According to Fujitsu, Local SCF uses molecular orbital (MO) methods to calculate which small molecules will bind to a target, and which are based on quantum mechanics rather than the classical mechanics used in traditional computational docking programs.
MO calculations typically require a large amount of computational time, but according to Fujitsu, the new technique is able to overcome this limitation by speeding the process considerably.
Fujitsu said that in a collaboration with Tokai University, they were able to identify how inhibitors bind to HIV-1 protease “within a reasonable computation time” using the new method.
C. Briggsae Sequence Boosts Comparative Worm Genomics
The genome sequence of Caenorhabditis briggsae, the first cousin of the widely studied nematode C. elegans, appears in the Nov. 17 issue of PLoS Biology along with a comprehensive bioinformatics analysis that compares the two genomes.
Lincoln Stein of Cold Spring Harbor Laboratory and an international team of 36 researchers from 14 organizations used the two sequences to identify around 1,300 new C. elegans genes.
Both worms have around 19,500 protein-coding genes, but the C. briggsae genome has more repeated sequences, making its genome slightly larger at just over 100 million base pairs.
Stein and his colleagues used several ab initio gene prediction programs — including GeneFinder, Fgenesh, Twinscan, and the Ensembl annotation pipeline — to predict gene structures, and compared their output in order to find a representative prediction. To find protein-coding genes in C. briggsae, they developed an enhanced procedure that used the “concordance of predictions” between C. elegans and C. briggsae to predict the most likely gene model.
The paper is freely available at http://www.plos.org/downloads/plbi-01-02-stein.pdf.
Strand Taps United Bioinformatica For Canadian Distribution
Strand Genomics of Bangalore, India, said it has entered into a distributor agreement with Canadian bioinformatics distributor United Bioinformatica (UBI) for its Acuris gene and protein annotation software.
Acuris is an enterprise-wide software tool that gathers, parses, and presents gene-related public information and curated literature from public and private sources.
UBI will distribute the product in the Canadian market.
FlyBase Expects $20 Million in Continued NIH Funding
The FlyBase model organism database for Drosophila has been notified by the NIH that its request for around $20 million in continued funding has been approved, according to an announcement from Indiana University, Bloomington, which hosts the database.

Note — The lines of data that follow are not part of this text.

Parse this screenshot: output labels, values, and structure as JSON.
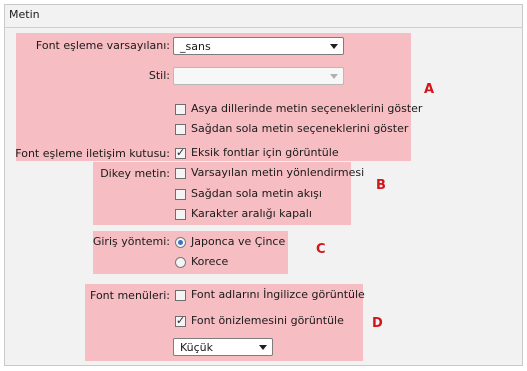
{
  "section_title": "Metin",
  "groupA": {
    "letter": "A",
    "font_mapping_label": "Font eşleme varsayılanı:",
    "font_mapping_value": "_sans",
    "style_label": "Stil:",
    "style_value": "",
    "asian_option": "Asya dillerinde metin seçeneklerini göster",
    "rtl_option": "Sağdan sola metin seçeneklerini göster",
    "dialog_label": "Font eşleme iletişim kutusu:",
    "missing_fonts_option": "Eksik fontlar için görüntüle"
  },
  "groupB": {
    "letter": "B",
    "vertical_label": "Dikey metin:",
    "default_orientation_option": "Varsayılan metin yönlendirmesi",
    "rtl_flow_option": "Sağdan sola metin akışı",
    "kerning_off_option": "Karakter aralığı kapalı"
  },
  "groupC": {
    "letter": "C",
    "input_label": "Giriş yöntemi:",
    "japanese_chinese": "Japonca ve Çince",
    "korean": "Korece"
  },
  "groupD": {
    "letter": "D",
    "menus_label": "Font menüleri:",
    "english_names_option": "Font adlarını İngilizce görüntüle",
    "preview_option": "Font önizlemesini görüntüle",
    "preview_size": "Küçük"
  },
  "colors": {
    "highlight": "#f6b9c0",
    "letter": "#d0161b"
  }
}
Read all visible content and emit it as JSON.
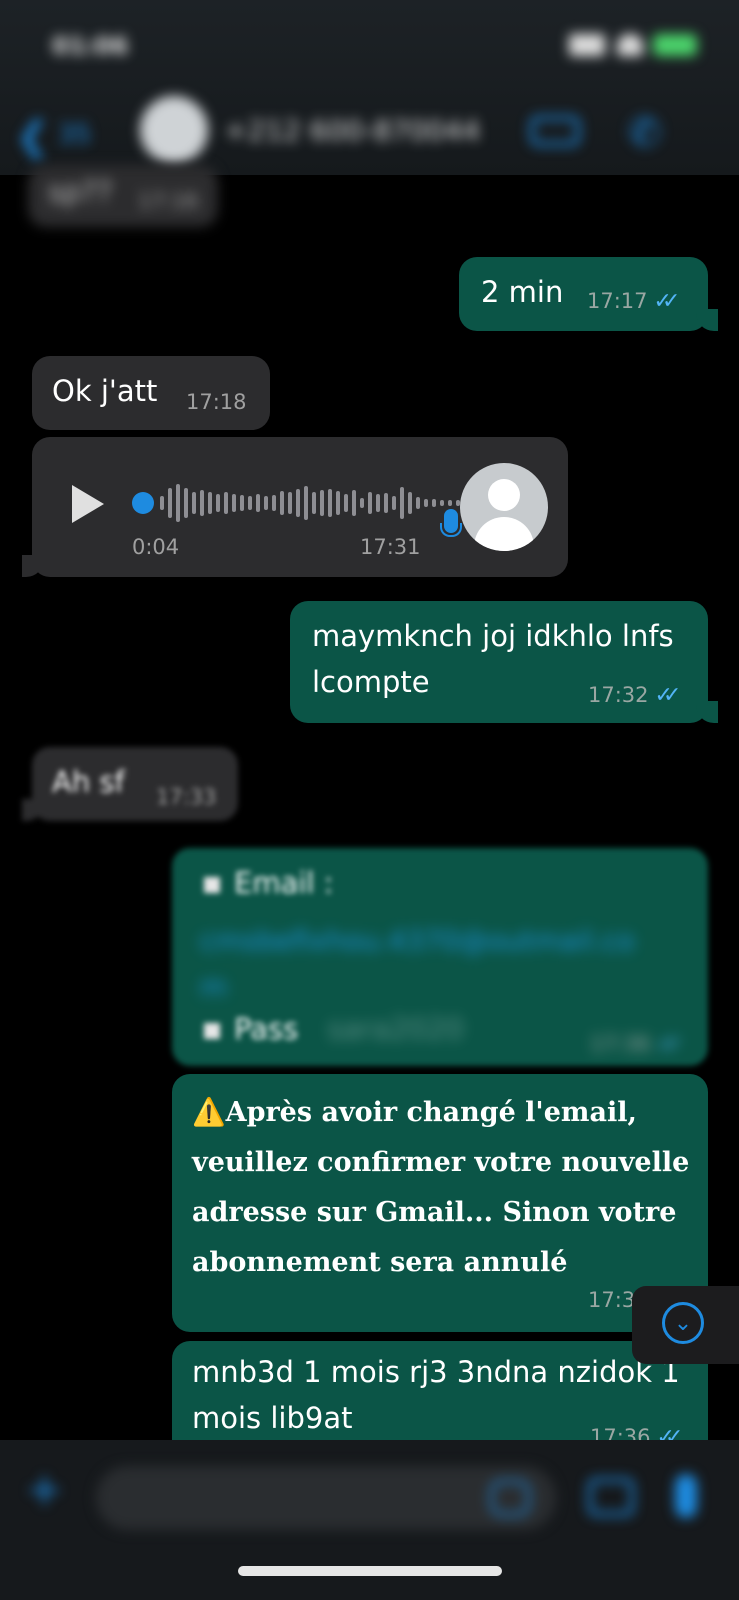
{
  "status_bar": {
    "time": "01:06"
  },
  "header": {
    "unread_count": "35",
    "contact_name": "+212 600-870044"
  },
  "messages": {
    "partial_top": {
      "text": "sp??",
      "time": "17:16"
    },
    "m1": {
      "text": "2 min",
      "time": "17:17",
      "ticks": "✓✓"
    },
    "m2": {
      "text": "Ok j'att",
      "time": "17:18"
    },
    "voice": {
      "duration": "0:04",
      "time": "17:31"
    },
    "m3": {
      "line1": "maymknch joj idkhlo lnfs",
      "line2": "lcompte",
      "time": "17:32",
      "ticks": "✓✓"
    },
    "m4": {
      "text": "Ah sf",
      "time": "17:33"
    },
    "m5": {
      "email_label": "Email :",
      "email_value": "cmsbefixhou.4370@outmail.co m",
      "pass_label": "Pass",
      "pass_value": "sara2020",
      "time": "17:36",
      "ticks": "✓✓"
    },
    "m6": {
      "line1": "⚠️Après avoir changé l'email,",
      "line2": "veuillez confirmer votre nouvelle",
      "line3": "adresse sur Gmail... Sinon votre",
      "line4": "abonnement sera annulé",
      "time": "17:3"
    },
    "m7": {
      "line1": "mnb3d 1 mois rj3 3ndna nzidok 1",
      "line2": "mois lib9at",
      "time": "17:36",
      "ticks": "✓✓"
    }
  },
  "icons": {
    "back": "chevron-left-icon",
    "video": "video-camera-icon",
    "phone": "phone-icon",
    "play": "play-icon",
    "mic": "microphone-icon",
    "scroll": "chevron-down-icon",
    "plus": "plus-icon",
    "sticker": "sticker-icon",
    "camera": "camera-icon"
  },
  "colors": {
    "background": "#000000",
    "incoming_bubble": "#2c2c2e",
    "outgoing_bubble": "#0b5547",
    "accent": "#1e8be0",
    "read_ticks": "#53b4f6"
  }
}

IUB said it will receive around $3 million of the FlyBase funding, but added that the exact amount of the five-year grant “is not yet known because the budget for the US Department of Health and Human Services has not been approved by Congress and the president.”
CuraGen Fruit Fly Map Doubles BIND Database Content
Data from the protein interaction map for Drosophila melanogaster that CuraGen and its collaborators published in the Nov. 6 ScienceExpress has “in one day very nearly doubled the size of our BIND database,” according to Christopher Hogue, principal investigator of Blueprint North America, which manages the database.
In a statement announcing that BIND (Biomolecular Interaction Network Database) was the first resource to make the data publicly available, on Nov. 11, Hogue said that Blueprint has also produced a “query guide to aid researchers in making the most out of this enormous amount of data.”
The resource now contains 42,938 protein interactions.
Blueprint North America now employs 58 of a projected 74 staff to be hired over the next three years, including 21 of a planned total of 36 curators. Blueprint said it plans to hire and train 80 curators in both Blueprint Asia and Blueprint Europe for a global total of 106 data experts within the next three years.